3°) d'enjoindre, sous astreinte de 150 euros par jour de retard, au directeur régional des finances publiques de Bretagne et d'Ille-et-Vilaine de lui accorder un congé bonifié dans un délai d'un mois à compter de la notification de l'arrêt à intervenir ;

4°) de mettre à la charge de l'Etat le versement de la somme de 2 310 euros au titre de l'article L.761-1 du code de justice administrative.

Il soutient que :

- le droit d'un agent à bénéficier d'un congé bonifié doit être fondé uniquement sur les intérêts moraux et matériels qu'il conserve dans le département visé et non sur ceux qu'il possède en métropole ;

- l'appréciation de la légalité de la décision contestée doit tenir compte des éléments intervenus postérieurement à sa demande présentée initialement le 8 octobre 2019 ;

- il conserve des liens étroits avec son département d'origine qu'il souhaite rejoindre soit temporairement dans le cadre d'un congé bonifié, soit de manière plus durable au terme d'une mutation de sorte que la décision contestée est entachée d'une erreur manifeste d'appréciation.

Par un mémoire en défense, enregistré le 16 février 2024, le ministre de l'économie, des finances et de la souveraineté industrielle et numérique conclut au rejet de la requête.

Il soutient que les moyens soulevés par M. B... ne sont pas fondés.

Vu les autres pièces du dossier.

Vu :

- le décret n° 78-399 du 20 mars 1978 ;

- le code de justice administrative.

Les parties ont été régulièrement averties du jour de l'audience.

Ont été entendus au cours de l'audience publique :

- le rapport de Mme Gélard,

- et les conclusions de Mme Bougrine, rapporteure publique.

Considérant ce qui suit :

1. M. B..., agent administratif principal devenu contrôleur, est affecté à la direction régionale des finances publiques de Bretagne et d'Ille-et-Vilaine.

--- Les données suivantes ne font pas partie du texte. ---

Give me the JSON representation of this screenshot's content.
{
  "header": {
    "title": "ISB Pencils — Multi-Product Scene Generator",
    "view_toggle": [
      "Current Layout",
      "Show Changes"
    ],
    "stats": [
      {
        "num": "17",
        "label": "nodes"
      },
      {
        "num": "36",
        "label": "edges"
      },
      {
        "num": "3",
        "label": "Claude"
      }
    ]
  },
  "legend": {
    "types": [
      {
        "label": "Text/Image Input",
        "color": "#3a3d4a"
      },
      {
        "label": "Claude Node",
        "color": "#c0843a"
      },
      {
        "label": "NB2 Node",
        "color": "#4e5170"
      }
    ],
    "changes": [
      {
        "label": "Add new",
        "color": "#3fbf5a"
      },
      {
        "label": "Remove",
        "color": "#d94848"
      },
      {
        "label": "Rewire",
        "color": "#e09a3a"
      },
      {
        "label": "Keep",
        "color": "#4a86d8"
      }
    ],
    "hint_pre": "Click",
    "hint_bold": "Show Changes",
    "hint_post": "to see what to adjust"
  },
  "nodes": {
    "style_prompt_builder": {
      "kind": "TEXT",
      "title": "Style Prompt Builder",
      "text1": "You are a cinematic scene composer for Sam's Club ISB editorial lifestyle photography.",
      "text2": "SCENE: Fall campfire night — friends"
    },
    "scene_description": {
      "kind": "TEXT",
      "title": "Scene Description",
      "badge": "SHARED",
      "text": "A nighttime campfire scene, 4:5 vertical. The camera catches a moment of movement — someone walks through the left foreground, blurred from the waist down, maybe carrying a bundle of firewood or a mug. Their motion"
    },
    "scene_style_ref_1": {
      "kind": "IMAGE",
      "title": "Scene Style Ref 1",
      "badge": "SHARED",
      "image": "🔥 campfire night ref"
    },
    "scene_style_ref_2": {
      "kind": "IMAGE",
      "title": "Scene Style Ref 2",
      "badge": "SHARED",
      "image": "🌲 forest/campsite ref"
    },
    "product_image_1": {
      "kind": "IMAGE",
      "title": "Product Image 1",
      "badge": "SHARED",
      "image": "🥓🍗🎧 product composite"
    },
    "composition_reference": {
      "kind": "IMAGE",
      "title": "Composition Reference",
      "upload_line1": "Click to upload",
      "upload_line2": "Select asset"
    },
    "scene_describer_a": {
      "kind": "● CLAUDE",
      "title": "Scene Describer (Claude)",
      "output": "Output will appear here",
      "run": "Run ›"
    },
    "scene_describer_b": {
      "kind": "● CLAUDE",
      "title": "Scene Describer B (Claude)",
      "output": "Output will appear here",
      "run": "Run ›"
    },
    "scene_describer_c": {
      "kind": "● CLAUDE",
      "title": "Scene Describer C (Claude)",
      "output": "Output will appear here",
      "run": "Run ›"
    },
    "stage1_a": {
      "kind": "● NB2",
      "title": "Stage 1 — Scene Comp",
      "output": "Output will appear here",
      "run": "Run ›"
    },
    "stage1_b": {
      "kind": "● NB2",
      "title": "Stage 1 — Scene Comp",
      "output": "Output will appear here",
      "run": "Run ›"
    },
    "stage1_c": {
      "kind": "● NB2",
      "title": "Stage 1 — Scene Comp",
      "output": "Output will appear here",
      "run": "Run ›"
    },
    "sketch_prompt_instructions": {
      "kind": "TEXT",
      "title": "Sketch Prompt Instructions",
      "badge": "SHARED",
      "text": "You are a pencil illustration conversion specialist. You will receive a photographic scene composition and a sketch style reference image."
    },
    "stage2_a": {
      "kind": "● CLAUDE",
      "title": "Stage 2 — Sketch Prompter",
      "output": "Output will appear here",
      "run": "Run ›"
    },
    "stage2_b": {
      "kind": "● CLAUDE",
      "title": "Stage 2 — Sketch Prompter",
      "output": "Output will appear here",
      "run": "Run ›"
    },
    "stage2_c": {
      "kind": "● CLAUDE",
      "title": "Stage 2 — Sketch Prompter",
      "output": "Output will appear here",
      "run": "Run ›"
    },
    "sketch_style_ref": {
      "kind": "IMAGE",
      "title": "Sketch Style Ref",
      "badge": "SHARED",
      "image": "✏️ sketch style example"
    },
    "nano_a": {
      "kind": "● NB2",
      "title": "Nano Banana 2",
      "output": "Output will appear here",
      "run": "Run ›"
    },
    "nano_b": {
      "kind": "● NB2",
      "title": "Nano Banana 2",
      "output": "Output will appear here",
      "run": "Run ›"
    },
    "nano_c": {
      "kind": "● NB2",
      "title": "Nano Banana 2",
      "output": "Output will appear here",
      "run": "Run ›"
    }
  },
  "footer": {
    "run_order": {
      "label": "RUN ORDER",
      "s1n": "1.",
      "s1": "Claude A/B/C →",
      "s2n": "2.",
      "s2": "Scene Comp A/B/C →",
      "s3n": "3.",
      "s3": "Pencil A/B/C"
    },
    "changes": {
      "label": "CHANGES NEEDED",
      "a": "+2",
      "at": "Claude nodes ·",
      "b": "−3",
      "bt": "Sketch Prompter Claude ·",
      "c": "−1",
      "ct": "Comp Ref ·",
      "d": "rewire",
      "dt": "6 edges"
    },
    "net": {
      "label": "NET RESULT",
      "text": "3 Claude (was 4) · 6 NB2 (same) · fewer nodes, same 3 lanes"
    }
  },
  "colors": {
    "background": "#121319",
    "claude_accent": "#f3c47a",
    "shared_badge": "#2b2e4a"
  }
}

Par une décision du 6 janvier 2020, le directeur de ce service a refusé de lui accorder le congé bonifié qu'il avait sollicité au titre de l'année 2020 pour se rendre dans le département de Mayotte où il est né au motif que le centre de ses intérêts moraux et matériels ne s'y trouvait plus. Par deux décisions des 25 février et 9 juin 2020, sa demande complétée ainsi que son recours gracieux dirigé contre ces décisions ont été rejetés. M. B... relève appel du jugement du 22 décembre 2022, par lequel le tribunal administratif de Rennes a rejeté sa requête tendant à l'annulation de ces décisions.

Sur les conclusions à fin d'annulations des décisions contestées :

2. Aux termes de l'article 1er du décret du 20 mars 1978 relatif à la prise en charge des frais de voyage du congé bonifié accordé aux magistrats, aux fonctionnaires civils de l'Etat et aux agents publics de l'Etat recrutés en contrat à durée indéterminée, dans sa rédaction en vigueur à la date des décisions contestées : " Les dispositions du présent décret s'appliquent (...) aux fonctionnaires relevant du statut général des fonctionnaires de l'Etat qui exercent leurs fonctions : (...) b) Sur le territoire européen de la France si leur lieu de résidence habituelle est situé dans un département d'outre-mer. ". Aux termes de l'article 3 du même texte : " Le lieu de résidence habituelle est le territoire européen de la France ou le département d'outre-mer où se trouve le centre des intérêts moraux et matériels de l'intéressé.". Aux termes de l'article 4 de ce décret : " Les personnels mentionnés à l'article 1er peuvent bénéficier, dans les conditions déterminées par le présent décret, de la prise en charge par l'Etat des frais d'un voyage de congé, dit A... bonifié. ". Selon l'article 9 de ce texte : " La durée minimale de service ininterrompue qui ouvre à l'intéressé le droit à un congé bonifié est fixée à trente-six mois. ".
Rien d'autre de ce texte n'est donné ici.